NAME                    CPU %   MEM USAGE / LIMIT     MEM %    NET I/O             BLOCK I/O
elasticsearch_master    0.68%   1.233GiB / 7.529GiB   16.38%   32.2MB / 1.22MB     19.4MB / 91.9MB
elasticsearch_master2   0.76%   1.231GiB / 7.529GiB   16.35%   32.9MB / 2.13MB     14.2MB / 91.8MB
elasticsearch_ingest    0.54%   1.208GiB / 7.529GiB   16.05%   32.1MB / 1.14MB     14.5MB / 91.5MB

So, for me, this isn’t a viable solution going forward, because it is taking up too much memory on my current server.
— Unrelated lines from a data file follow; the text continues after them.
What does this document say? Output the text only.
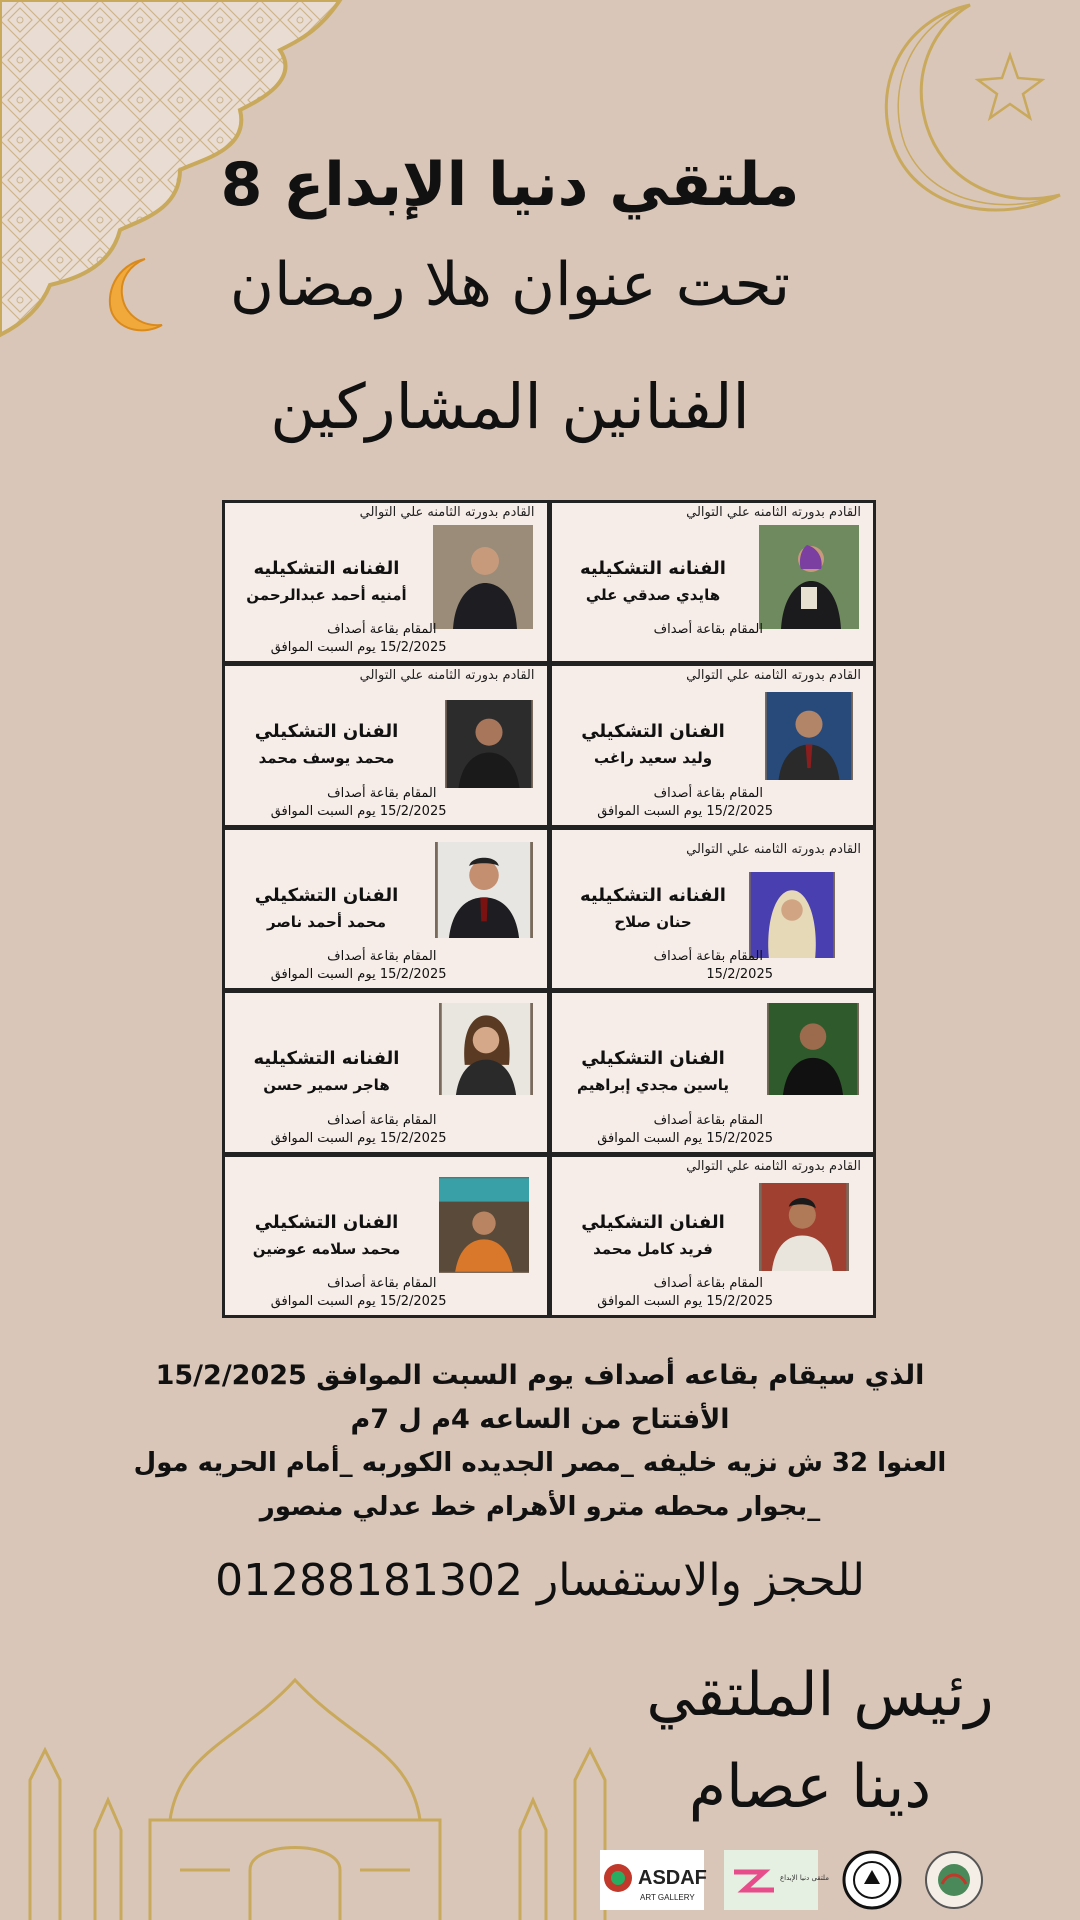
ملتقي دنيا الإبداع 8
تحت عنوان هلا رمضان
الفنانين المشاركين
القادم بدورته الثامنه علي التوالي
الفنانه التشكيليه
أمنيه أحمد عبدالرحمن
المقام بقاعة أصداف
15/2/2025 يوم السبت الموافق
القادم بدورته الثامنه علي التوالي
الفنانه التشكيليه
هايدي صدقي علي
المقام بقاعة أصداف
القادم بدورته الثامنه علي التوالي
الفنان التشكيلي
محمد يوسف محمد
المقام بقاعة أصداف
15/2/2025 يوم السبت الموافق
القادم بدورته الثامنه علي التوالي
الفنان التشكيلي
وليد سعيد راغب
المقام بقاعة أصداف
15/2/2025 يوم السبت الموافق
الفنان التشكيلي
محمد أحمد ناصر
المقام بقاعة أصداف
15/2/2025 يوم السبت الموافق
القادم بدورته الثامنه علي التوالي
الفنانه التشكيليه
حنان صلاح
المقام بقاعة أصداف
15/2/2025
الفنانه التشكيليه
هاجر سمير حسن
المقام بقاعة أصداف
15/2/2025 يوم السبت الموافق
الفنان التشكيلي
ياسين مجدي إبراهيم
المقام بقاعة أصداف
15/2/2025 يوم السبت الموافق
الفنان التشكيلي
محمد سلامه عوضين
المقام بقاعة أصداف
15/2/2025 يوم السبت الموافق
القادم بدورته الثامنه علي التوالي
الفنان التشكيلي
فريد كامل محمد
المقام بقاعة أصداف
15/2/2025 يوم السبت الموافق

الذي سيقام بقاعه أصداف يوم السبت الموافق 15/2/2025

الأفتتاح من الساعه 4م ل 7م

العنوا 32 ش نزيه خليفه _مصر الجديده الكوربه _أمام الحريه مول

_بجوار محطه مترو الأهرام خط عدلي منصور

للحجز والاستفسار 01288181302
رئيس الملتقي
دينا عصام
ASDAF
ART GALLERY
ملتقى دنيا الإبداع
I’d still like to figure out the solution to this problem in case someone else can be helped.

My new docker-compose:

version: '2'

services:
  elasticsearch_master:
    image: bitnami/elasticsearch:latest
    container_name: elasticsearch_master
    user: root # This image requires this for persistent storage to work
    environment:
      - ELASTICSEARCH_PLUGINS=ingest-attachment
      - BITNAMI_DEBUG=true
      - ELASTICSEARCH_CLUSTER_NAME=elasticsearch_cluster
      - ELASTICSEARCH_CLUSTER_HOSTS=elasticsearch_master;elasticsearch_ingest;elasticsearch_master2
      - ELASTICSEARCH_NODE_NAME=elasticsearch_master
      - ELASTICSEARCH_MINIMUM_MASTER_NODES=1
      - ELASTICSEARCH_IS_DEDICATED_NODE=no      
      - ELASTICSEARCH_CLUSTER_MASTER_HOSTS=elasticsearch_master;elasticsearch_master2
      - ELASTICSEARCH_TOTAL_NODES=2     
    volumes:
      - ./data_master:/bitnami/elasticsearch/data      
    ports:
      - 9200:9200
    networks:
      BACKBONE:
            
  elasticsearch_master2:
    image: bitnami/elasticsearch:latest
    container_name: elasticsearch_master2
    user: root # This image requires this for persistent storage to work
    environment:
      - ELASTICSEARCH_PLUGINS=ingest-attachment
      - BITNAMI_DEBUG=true
      - ELASTICSEARCH_CLUSTER_NAME=elasticsearch_cluster
      - ELASTICSEARCH_CLUSTER_HOSTS=elasticsearch_master;elasticsearch_master2;elasticsearch_ingest
      - ELASTICSEARCH_NODE_NAME=elasticsearch_master2
      - ELASTICSEARCH_MINIMUM_MASTER_NODES=1
      - ELASTICSEARCH_IS_DEDICATED_NODE=no      
      - ELASTICSEARCH_CLUSTER_MASTER_HOSTS=elasticsearch_master;elasticsearch_master2
      - ELASTICSEARCH_TOTAL_NODES=2     
    volumes:
      - ./data_master2:/bitnami/elasticsearch/data      
    networks:
      BACKBONE:      

  elasticsearch_ingest:      
    image: bitnami/elasticsearch:latest
    container_name: elasticsearch_ingest
    user: root # This image requires this for persistent storage to work
    environment:
      - ELASTICSEARCH_PLUGINS=ingest-attachment
      - BITNAMI_DEBUG=true
      - ELASTICSEARCH_CLUSTER_NAME=elasticsearch_cluster
      - ELASTICSEARCH_CLUSTER_HOSTS=elasticsearch_master;elasticsearch_ingest;elasticsearch_master2
      - ELASTICSEARCH_NODE_NAME=elasticsearch_ingest
#      - ELASTICSEARCH_MINIMUM_MASTER_NODES=1      
      - ELASTICSEARCH_IS_DEDICATED_NODE=yes
      - ELASTICSEARCH_NODE_TYPE=ingest
      - ELASTICSEARCH_CLUSTER_MASTER_HOSTS=elasticsearch_master;elasticsearch_master2
#      - ELASTICSEARCH_TOTAL_NODES=2
    volumes:
      - ./data_ingest:/bitnami/elasticsearch/data
    networks:
      BACKBONE:      

networks:
  BACKBONE:
    external:
      name: BACKBONE_network     

# https://github.com/bitnami/bitnami-docker-elasticsearch

As I said, this docker-file may be configured improperly, but this is how I got it working.

Thanks again for your help! Any idea on the error message?